1:1, 2:3, 3:2, 3:4, 4:3, 4:5, 5:4, 9:16, 16:9, 21:9

Resolutions

1K (1024px), 2K, 4K

Set these in the generationConfig.imageConfig object:

json
"imageConfig": {
  "aspectRatio": "16:9",
  "imageSize": "2K"
}

Prompting Tips

Photorealistic: Include camera settings, lighting, lens details

code
"Shot on 85mm lens, golden hour lighting, shallow depth of field"

Logos: Specify style, colors, typography

code
"Clean minimalist logo, sans-serif font, monochrome, vector style"

Product shots: Describe studio setup

code
"Studio-lit, 3-point softbox, polished surface, 45-degree angle"

Stylized art: Name the style explicitly

code
"Anime style, cel-shading, bold outlines, vibrant colors"

Error Handling

The extract_nano_banana_image command checks for API errors and missing image data automatically.

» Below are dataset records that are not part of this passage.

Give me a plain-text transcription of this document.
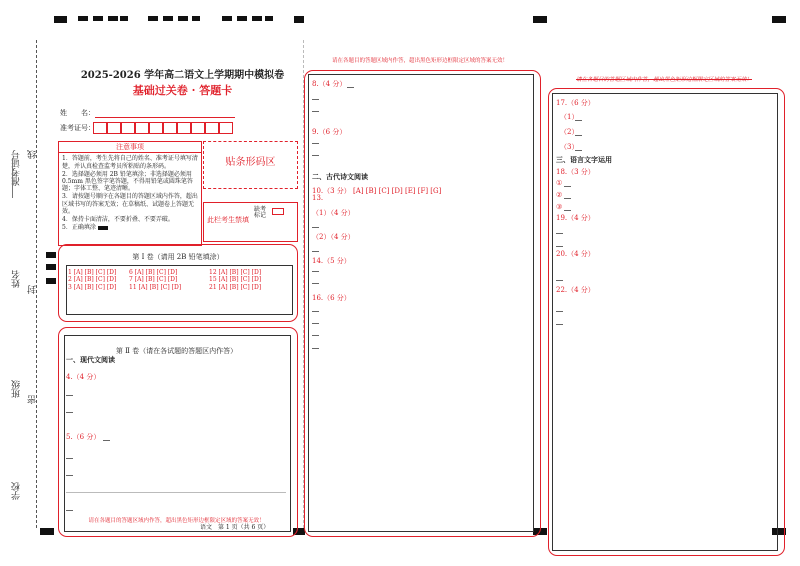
准考证号 线
姓名
封
班级
密
学校
2025-2026 学年高二语文上学期期中模拟卷
基础过关卷 · 答题卡
姓　　名：
准考证号：
注意事项
1．答题前，考生先将自己的姓名、准考证号填写清楚，并认真检查监考员所粘贴的条形码。
2．选择题必须用 2B 铅笔填涂；非选择题必须用 0.5mm 黑色签字笔答题，不得用铅笔或圆珠笔答题；字体工整、笔迹清晰。
3．请按题号顺序在各题目的答题区域内作答，超出区域书写的答案无效；在草稿纸、试题卷上答题无效。
4．保持卡面清洁，不要折叠、不要弄破。
5．正确填涂
贴条形码区
此栏考生禁填
缺考标记
第 Ⅰ 卷（请用 2B 铅笔填涂）
1 [A] [B] [C] [D]
2 [A] [B] [C] [D]
3 [A] [B] [C] [D]
6 [A] [B] [C] [D]
7 [A] [B] [C] [D]
11 [A] [B] [C] [D]
12 [A] [B] [C] [D]
15 [A] [B] [C] [D]
21 [A] [B] [C] [D]
第 Ⅱ 卷（请在各试题的答题区内作答）
一、现代文阅读
4.（4 分）
5.（6 分）
请在各题目的答题区域内作答，超出黑色矩形边框限定区域的答案无效！
语文　第 1 页（共 6 页）
请在各题目的答题区域内作答，超出黑色矩形边框限定区域的答案无效！
8.（4 分）
9.（6 分）
二、古代诗文阅读
10.（3 分） [A] [B] [C] [D] [E] [F] [G]
13.
（1）（4 分）
（2）（4 分）
14.（5 分）
16.（6 分）
请在各题目的答题区域内作答，超出黑色矩形边框限定区域的答案无效！
17.（6 分）
（1）
（2）
（3）
三、语言文字运用
18.（3 分）
①
②
③
19.（4 分）
20.（4 分）
22.（4 分）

If you need to debug manually:

bash
tr -d '\000-\010\013\014\016-\037' < /tmp/nb_resp.json | jq .

Common issues:

  • Missing API key: Ensure GEMINI_API_KEY is exported in your shell environment
  • Empty output file: The model may have refused the prompt (safety filters) — check the JSON response for blockReason or finishReason
  • Large images for editing: Very large source images may exceed request size limits — resize before encoding
  • jq parse errors: The tr sanitization step in extract_nano_banana_image handles this, but if running manually, always sanitize first
  • Quota errors (429): Free-tier quotas for gemini-3-pro-image may be 0 — a billing-enabled API key is required

How to Use This Skill

When the user invokes /loreduck:image, interpret $ARGUMENTS as the image generation task. Determine the appropriate workflow (generate, edit, or compose) based on the request, construct the cURL command with the right parameters, execute it using extract_nano_banana_image for response processing, convert it to WebP using convert_to_webp and then present the result. Always save output images to the current working directory unless the user specifies a different path.